We've awarded the Open Data Institute (ODI) a further £700,000 of National Lottery funding over the next two years to continue delivering OpenActive.
First launched in 2016, OpenActive seeks to help people find local exercise opportunities more easily by making the data about these opportunities easy to access, use or be shared as open data.
Part of this extra funding will allow OpenActive to work more closely with healthcare systems, to pilot ways of making it easier for GPs and healthcare professionals to connect patients with suitable local activities.
Stewarded by the ODI, OpenActive is vital to our long-term strategy Uniting the Movement, as the challenge of finding information about local opportunities to be active is a persistent barrier to those people and communities already facing inequalities in activity levels.
It also aligns with the government's 10-Year Health Plan for England, supporting the intended shift from treatment to prevention, analogue to digital and hospital to community.
Our chair, Chris Boardman, recognises that improving the sport and physical activity sector’s ability to publish high-quality data has the potential to transform the nation’s health.

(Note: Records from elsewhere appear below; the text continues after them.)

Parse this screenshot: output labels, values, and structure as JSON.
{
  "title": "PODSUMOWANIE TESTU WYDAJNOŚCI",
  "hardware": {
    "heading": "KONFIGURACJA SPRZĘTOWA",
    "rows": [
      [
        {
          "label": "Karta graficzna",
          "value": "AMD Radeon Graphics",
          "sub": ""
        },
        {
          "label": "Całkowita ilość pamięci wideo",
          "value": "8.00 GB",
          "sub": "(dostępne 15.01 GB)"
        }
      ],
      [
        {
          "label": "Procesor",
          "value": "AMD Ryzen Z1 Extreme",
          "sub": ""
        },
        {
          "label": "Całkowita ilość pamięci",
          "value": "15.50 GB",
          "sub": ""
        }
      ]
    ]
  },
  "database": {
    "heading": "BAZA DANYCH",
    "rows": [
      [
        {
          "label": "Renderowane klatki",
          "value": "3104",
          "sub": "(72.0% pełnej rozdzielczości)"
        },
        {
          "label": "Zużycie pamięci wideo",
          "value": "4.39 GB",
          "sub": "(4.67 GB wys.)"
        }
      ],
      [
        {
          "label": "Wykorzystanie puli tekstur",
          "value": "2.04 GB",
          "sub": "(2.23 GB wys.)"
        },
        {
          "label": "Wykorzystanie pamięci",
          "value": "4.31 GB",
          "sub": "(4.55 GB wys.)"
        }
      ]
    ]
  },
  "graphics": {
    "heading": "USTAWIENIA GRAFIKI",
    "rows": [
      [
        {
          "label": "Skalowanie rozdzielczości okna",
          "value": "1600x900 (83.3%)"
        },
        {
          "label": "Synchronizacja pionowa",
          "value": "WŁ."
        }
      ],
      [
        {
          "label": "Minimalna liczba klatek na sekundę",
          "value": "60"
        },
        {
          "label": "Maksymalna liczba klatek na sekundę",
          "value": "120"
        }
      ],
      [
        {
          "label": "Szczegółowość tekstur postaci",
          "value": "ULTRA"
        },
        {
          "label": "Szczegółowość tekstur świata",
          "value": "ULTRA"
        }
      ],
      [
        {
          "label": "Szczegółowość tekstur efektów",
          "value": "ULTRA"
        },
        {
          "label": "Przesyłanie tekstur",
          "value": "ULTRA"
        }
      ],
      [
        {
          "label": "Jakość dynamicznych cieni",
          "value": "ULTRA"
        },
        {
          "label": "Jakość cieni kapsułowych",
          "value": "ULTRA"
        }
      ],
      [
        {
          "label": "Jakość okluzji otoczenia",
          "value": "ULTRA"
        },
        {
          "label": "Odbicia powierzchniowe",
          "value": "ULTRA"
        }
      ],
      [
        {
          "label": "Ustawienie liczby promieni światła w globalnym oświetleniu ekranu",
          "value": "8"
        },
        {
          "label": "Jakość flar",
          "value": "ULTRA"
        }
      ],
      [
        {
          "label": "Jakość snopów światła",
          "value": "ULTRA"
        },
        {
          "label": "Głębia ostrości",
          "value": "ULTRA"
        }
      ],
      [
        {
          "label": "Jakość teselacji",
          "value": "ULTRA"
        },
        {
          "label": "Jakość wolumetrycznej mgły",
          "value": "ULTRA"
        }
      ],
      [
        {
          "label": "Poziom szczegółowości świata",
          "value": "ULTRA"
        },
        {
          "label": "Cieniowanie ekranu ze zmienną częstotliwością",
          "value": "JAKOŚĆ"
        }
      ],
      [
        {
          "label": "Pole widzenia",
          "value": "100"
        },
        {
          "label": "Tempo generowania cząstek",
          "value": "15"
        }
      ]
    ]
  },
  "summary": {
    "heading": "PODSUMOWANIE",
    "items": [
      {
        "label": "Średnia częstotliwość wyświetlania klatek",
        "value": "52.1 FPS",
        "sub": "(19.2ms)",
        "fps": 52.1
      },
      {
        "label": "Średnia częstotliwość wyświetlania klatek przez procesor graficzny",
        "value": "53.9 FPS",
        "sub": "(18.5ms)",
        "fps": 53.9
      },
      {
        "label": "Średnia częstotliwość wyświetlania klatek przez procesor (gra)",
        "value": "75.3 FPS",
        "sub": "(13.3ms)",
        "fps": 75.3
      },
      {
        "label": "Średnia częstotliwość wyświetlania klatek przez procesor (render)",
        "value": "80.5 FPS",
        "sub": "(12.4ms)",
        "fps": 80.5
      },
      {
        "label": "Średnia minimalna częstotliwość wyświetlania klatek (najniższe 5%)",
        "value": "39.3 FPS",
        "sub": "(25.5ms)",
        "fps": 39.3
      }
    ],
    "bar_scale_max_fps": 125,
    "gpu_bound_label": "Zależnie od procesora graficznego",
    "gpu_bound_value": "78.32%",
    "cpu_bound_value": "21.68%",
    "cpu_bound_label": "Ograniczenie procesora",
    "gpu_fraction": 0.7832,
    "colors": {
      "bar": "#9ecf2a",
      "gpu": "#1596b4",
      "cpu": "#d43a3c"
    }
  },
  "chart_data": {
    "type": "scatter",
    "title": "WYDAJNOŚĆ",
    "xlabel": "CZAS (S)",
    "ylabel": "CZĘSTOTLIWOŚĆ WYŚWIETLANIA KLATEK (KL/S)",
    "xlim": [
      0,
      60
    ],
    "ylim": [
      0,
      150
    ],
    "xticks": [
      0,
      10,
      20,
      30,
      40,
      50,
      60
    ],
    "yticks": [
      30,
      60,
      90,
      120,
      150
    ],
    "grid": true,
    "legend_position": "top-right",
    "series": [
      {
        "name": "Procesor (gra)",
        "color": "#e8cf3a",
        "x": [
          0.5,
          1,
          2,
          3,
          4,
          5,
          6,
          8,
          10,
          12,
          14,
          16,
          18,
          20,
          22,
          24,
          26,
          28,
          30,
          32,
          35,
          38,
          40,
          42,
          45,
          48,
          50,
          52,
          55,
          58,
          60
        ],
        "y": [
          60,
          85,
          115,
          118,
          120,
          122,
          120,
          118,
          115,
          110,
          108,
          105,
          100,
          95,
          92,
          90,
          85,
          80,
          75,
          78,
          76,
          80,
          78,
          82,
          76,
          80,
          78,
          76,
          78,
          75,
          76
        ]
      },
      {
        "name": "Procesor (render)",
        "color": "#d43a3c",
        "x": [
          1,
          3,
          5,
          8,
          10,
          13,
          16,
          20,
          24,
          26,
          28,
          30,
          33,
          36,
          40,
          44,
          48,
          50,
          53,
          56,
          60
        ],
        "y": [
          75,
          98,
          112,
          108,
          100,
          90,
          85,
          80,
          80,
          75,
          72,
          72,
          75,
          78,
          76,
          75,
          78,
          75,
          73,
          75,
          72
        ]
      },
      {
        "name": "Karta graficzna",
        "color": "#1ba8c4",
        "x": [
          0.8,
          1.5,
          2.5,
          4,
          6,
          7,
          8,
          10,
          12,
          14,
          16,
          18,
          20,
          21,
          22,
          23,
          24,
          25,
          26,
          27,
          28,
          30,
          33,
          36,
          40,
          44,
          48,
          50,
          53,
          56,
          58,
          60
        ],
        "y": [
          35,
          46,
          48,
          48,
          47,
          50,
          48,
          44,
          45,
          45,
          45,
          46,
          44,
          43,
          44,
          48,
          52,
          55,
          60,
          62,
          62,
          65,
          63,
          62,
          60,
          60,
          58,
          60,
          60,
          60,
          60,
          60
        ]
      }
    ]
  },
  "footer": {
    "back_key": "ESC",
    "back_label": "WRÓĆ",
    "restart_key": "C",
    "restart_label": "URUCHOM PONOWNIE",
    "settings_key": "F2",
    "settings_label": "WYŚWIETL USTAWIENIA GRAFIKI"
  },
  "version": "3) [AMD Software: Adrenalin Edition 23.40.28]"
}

"Physical activity is one of the most powerful tools we have for improving health, but only if people, and healthcare practitioners, can find and recommend suitable opportunities," he said.
"OpenActive provides the digital infrastructure that makes this possible at scale."
The funding extension, to June 2027, takes our investment in this phase of the project to £2.4 million, with a total investment since 2016 of £5.6m.
The ODI will use the latest investment to focus on three key areas:
- Improving the data standards specifically for healthcare and social prescribing integration.
- Expanding use cases across sports clubs, healthcare and active travel.
- Establishing a sustainable governance model that could support other public service data standards.